«Sin duda, para los ricos que nunca han conocido esta clase de sufrimientos, hay en ella algo de despreciable e increíble; pero las angustias de los infortunados no son menos dignas de atención que las crisis que revolucionan la vida de los poderosos y de los privilegiados de la tierra». -Honoré de Balzac-.

Nacer y crecer en condiciones económicas deprimidas, y, vivir bajo los influjos de las luchas que vienen a determinar la posición social de los individuos a partir de su relación con el aparato productivo, representa, para quienes solo tenemos un cajón de ilusiones, un largo camino por las rutas del desamparo y la discriminación. Ilusiones perdidas a causa del repudio de los pudientes a personas humildes. Violentadas, dichas gentes, por el sistema cada vez que requerimos un servicio mediante el cual deben garantizársenos los derechos humanos establecidos en el orden natural y resguardados por el constitucionalismo positivo.

La arbitrariedad en ese sentido es mucho más común de lo imaginable. Máxime, cuando los abusos se efectúan a sabiendas del descuido de las autoridades competentes, traducido a un régimen de sanciones nulo o precario y que a su vez es sustentado en los cimientos de un libre comercio cuya mercancía es la vida humana. Es la inacción que castiga a una clase social extenuada y resignada por el constante desconsuelo que causan las insatisfacciones materiales para la existencia misma. Esa multitud es víctima de la otra, usufructuaria de las oportunidades que brinda la tierra a los elegidos por el destino.

Las esferas enquistadas en el cénit de las castas criollas, de pocas carencias y de ciertos caprichos suplidos por las mieles que brindan la abundancia de recursos económicos adquiridos con esfuerzos o a la fuerza. Probablemente, erigidas en centinelas del porvenir humano, podrán tener más excusas que razones a la hora de abordar la complejidad subyacente en el repulsivo sector privado de salud, efectivo a la hora de cobrar y retener dinero previo a ofrecer socorro al enfermo, pero altamente lesivo al interés de los depauperados cuando de brindar una atención primaria de calidad se trata.
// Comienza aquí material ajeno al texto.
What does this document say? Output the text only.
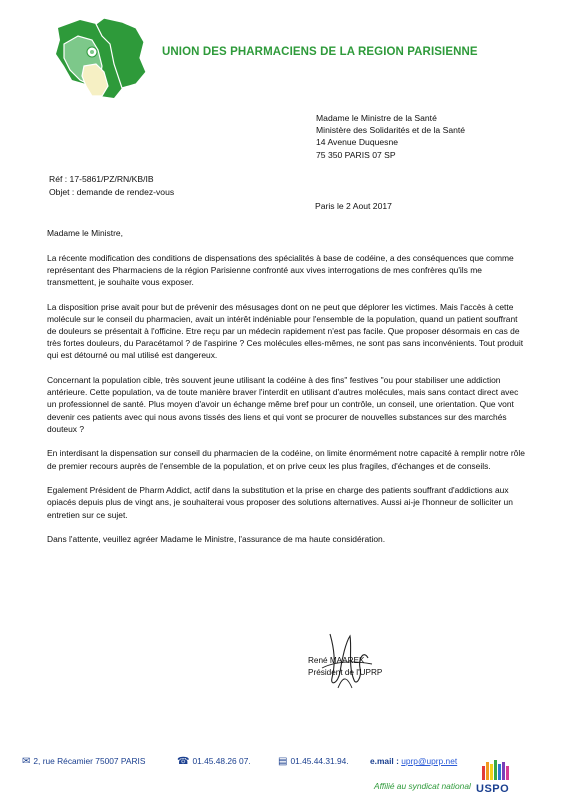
UNION DES PHARMACIENS DE LA REGION PARISIENNE
Madame le Ministre de la Santé
Ministère des Solidarités et de la Santé
14 Avenue Duquesne
75 350 PARIS 07 SP
Réf : 17-5861/PZ/RN/KB/IB
Objet : demande de rendez-vous
Paris le 2 Aout 2017

Madame le Ministre,

La récente modification des conditions de dispensations des spécialités à base de codéine, a des conséquences que comme représentant des Pharmaciens de la région Parisienne confronté aux vives interrogations de mes confrères qu'ils me transmettent, je souhaite vous exposer.

La disposition prise avait pour but de prévenir des mésusages dont on ne peut que déplorer les victimes. Mais l'accès à cette molécule sur le conseil du pharmacien, avait un intérêt indéniable pour l'ensemble de la population, quand un patient souffrant de douleurs se présentait à l'officine. Etre reçu par un médecin rapidement n'est pas facile. Que proposer désormais en cas de très fortes douleurs, du Paracétamol ? de l'aspirine ? Ces molécules elles-mêmes, ne sont pas sans inconvénients. Tout produit qui est détourné ou mal utilisé est dangereux.

Concernant la population cible, très souvent jeune utilisant la codéine à des fins" festives "ou pour stabiliser une addiction antérieure. Cette population, va de toute manière braver l'interdit en utilisant d'autres molécules, mais sans contact direct avec un professionnel de santé. Plus moyen d'avoir un échange même bref pour un contrôle, un conseil, une orientation. Que vont devenir ces patients avec qui nous avons tissés des liens et qui vont se procurer de nouvelles substances sur des marchés douteux ?

En interdisant la dispensation sur conseil du pharmacien de la codéine, on limite énormément notre capacité à remplir notre rôle de premier recours auprès de l'ensemble de la population, et on prive ceux les plus fragiles, d'échanges et de conseils.

Egalement Président de Pharm Addict, actif dans la substitution et la prise en charge des patients souffrant d'addictions aux opiacés depuis plus de vingt ans, je souhaiterai vous proposer des solutions alternatives. Aussi ai-je l'honneur de solliciter un entretien sur ce sujet.

Dans l'attente, veuillez agréer Madame le Ministre, l'assurance de ma haute considération.

René MAAREK
Président de l'UPRP
✉ 2, rue Récamier 75007 PARIS	☎ 01.45.48.26 07.	▤ 01.45.44.31.94.	e.mail : uprp@uprp.net
Affilié au syndicat national USPO
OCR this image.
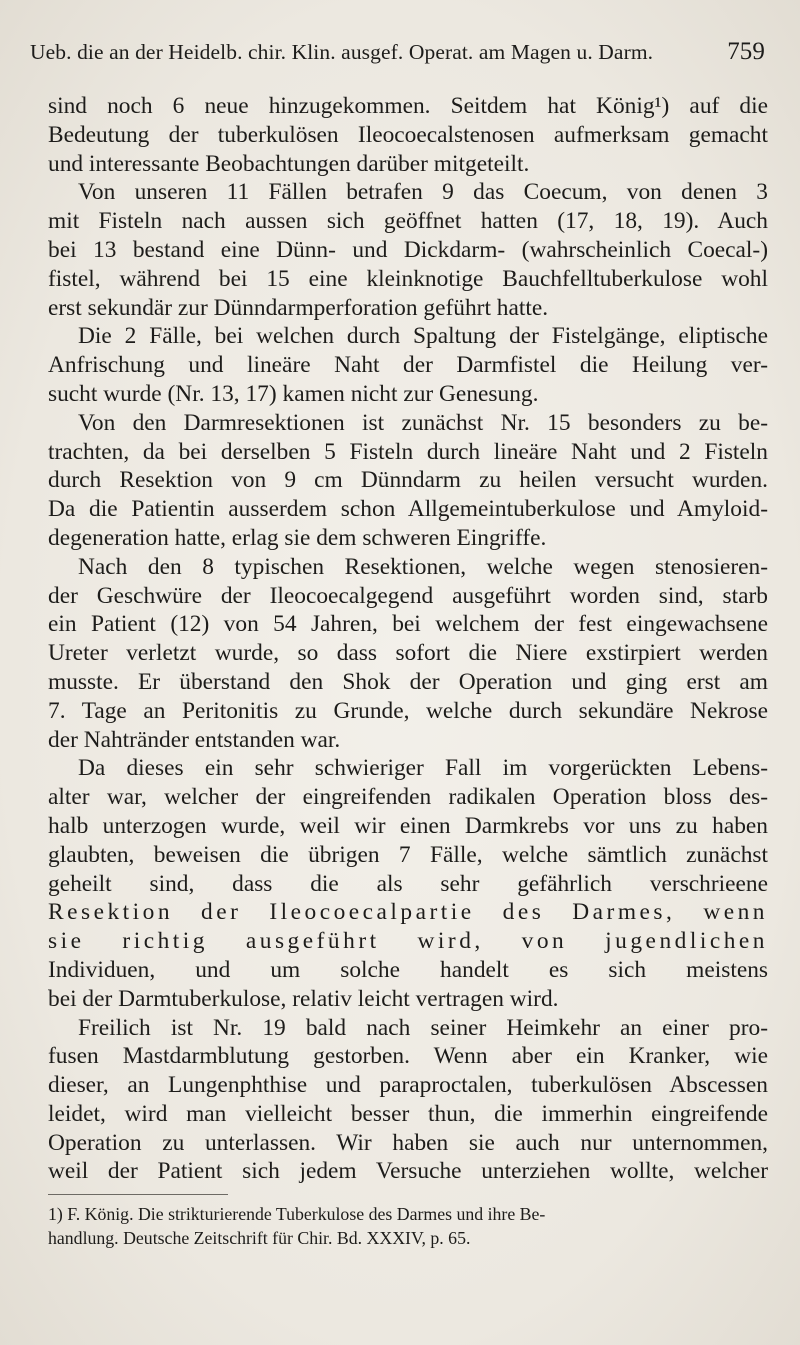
Ueb. die an der Heidelb. chir. Klin. ausgef. Operat. am Magen u. Darm.	759
sind noch 6 neue hinzugekommen. Seitdem hat König¹) auf die
Bedeutung der tuberkulösen Ileocoecalstenosen aufmerksam gemacht
und interessante Beobachtungen darüber mitgeteilt.
Von unseren 11 Fällen betrafen 9 das Coecum, von denen 3
mit Fisteln nach aussen sich geöffnet hatten (17, 18, 19). Auch
bei 13 bestand eine Dünn- und Dickdarm- (wahrscheinlich Coecal-)
fistel, während bei 15 eine kleinknotige Bauchfelltuberkulose wohl
erst sekundär zur Dünndarmperforation geführt hatte.
Die 2 Fälle, bei welchen durch Spaltung der Fistelgänge, eliptische
Anfrischung und lineäre Naht der Darmfistel die Heilung ver-
sucht wurde (Nr. 13, 17) kamen nicht zur Genesung.
Von den Darmresektionen ist zunächst Nr. 15 besonders zu be-
trachten, da bei derselben 5 Fisteln durch lineäre Naht und 2 Fisteln
durch Resektion von 9 cm Dünndarm zu heilen versucht wurden.
Da die Patientin ausserdem schon Allgemeintuberkulose und Amyloid-
degeneration hatte, erlag sie dem schweren Eingriffe.
Nach den 8 typischen Resektionen, welche wegen stenosieren-
der Geschwüre der Ileocoecalgegend ausgeführt worden sind, starb
ein Patient (12) von 54 Jahren, bei welchem der fest eingewachsene
Ureter verletzt wurde, so dass sofort die Niere exstirpiert werden
musste. Er überstand den Shok der Operation und ging erst am
7. Tage an Peritonitis zu Grunde, welche durch sekundäre Nekrose
der Nahtränder entstanden war.
Da dieses ein sehr schwieriger Fall im vorgerückten Lebens-
alter war, welcher der eingreifenden radikalen Operation bloss des-
halb unterzogen wurde, weil wir einen Darmkrebs vor uns zu haben
glaubten, beweisen die übrigen 7 Fälle, welche sämtlich zunächst
geheilt sind, dass die als sehr gefährlich verschrieene
Resektion der Ileocoecalpartie des Darmes, wenn
sie richtig ausgeführt wird, von jugendlichen
Individuen, und um solche handelt es sich meistens
bei der Darmtuberkulose, relativ leicht vertragen wird.
Freilich ist Nr. 19 bald nach seiner Heimkehr an einer pro-
fusen Mastdarmblutung gestorben. Wenn aber ein Kranker, wie
dieser, an Lungenphthise und paraproctalen, tuberkulösen Abscessen
leidet, wird man vielleicht besser thun, die immerhin eingreifende
Operation zu unterlassen. Wir haben sie auch nur unternommen,
weil der Patient sich jedem Versuche unterziehen wollte, welcher
1) F. König. Die strikturierende Tuberkulose des Darmes und ihre Be-
handlung. Deutsche Zeitschrift für Chir. Bd. XXXIV, p. 65.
El maldito depósito, que impunemente exigen, se ha llevado de cuajo la vida de compatriotas que, por nacer del lado equivocado de la balanza, han debido terminar sus últimas horas en un viacrucis infernal y desmoralizante. Rebotando de un lugar a otro sin que su dolencia despierte el menor de los remordimientos a quienes tienen como premisa el anticipo por atención a emergencia o la muerte degradada a su máxima expresión. Obligados a padecer miseria aun cuando solo necesitan respirar.

Con esa práctica antihumana, canibalesca, medieval, repugnante y abusiva, las clínicas están destruyendo no solo las vidas de los pacientes pobres incapaces de cumplir las exigencias económicas impuestas por los dueños indolentes en contra de gente que no tiene la culpa de las debilidades del sistema de seguridad social, sino que también se sumergen en un estado indefinido de rabia, desesperanza, sufrimiento y miedo a los familiares. Revictimizados por el ordenamiento legal, romántico en sus letras y laxo en la aplicación material de sanciones a los infractores, por el cual tienen que mendigar.

Negarle atención a las personas que buscan con desesperación un lugar que mitigue la asfixia desesperante que produce el dolor de la muerte, es la mejor manera que tienen algunos sectores de mostrar el poder adquirido a través de los tiempos, con el que atrofian el devenir de los pobres conculcando un derecho básico y elemental para el desarrollo humano y extendiendo absurdos privilegios a los suyos, sin reflexionar sobre el daño irreparable producto de su acción.

¿Qué costo tiene para “los hijos de nadie” hallar esperanzas y seguir respirando mientras fingimos una vida? Desde la concepción naturalista del derecho, y a partir de la elaboración de las normas internas y supranacionales, los hombres nacemos libres e iguales en dignidad y en derecho. Pero en la tierra Duarte y Luperón, el derecho solo se aplica cuando los afectados poseen fortunas y la dignidad tiene precios que el pobre no puede pagar, dejándonos bien claro: para vivir y recibir servicios básicos de salud hay que pagar un costo demasiado alto.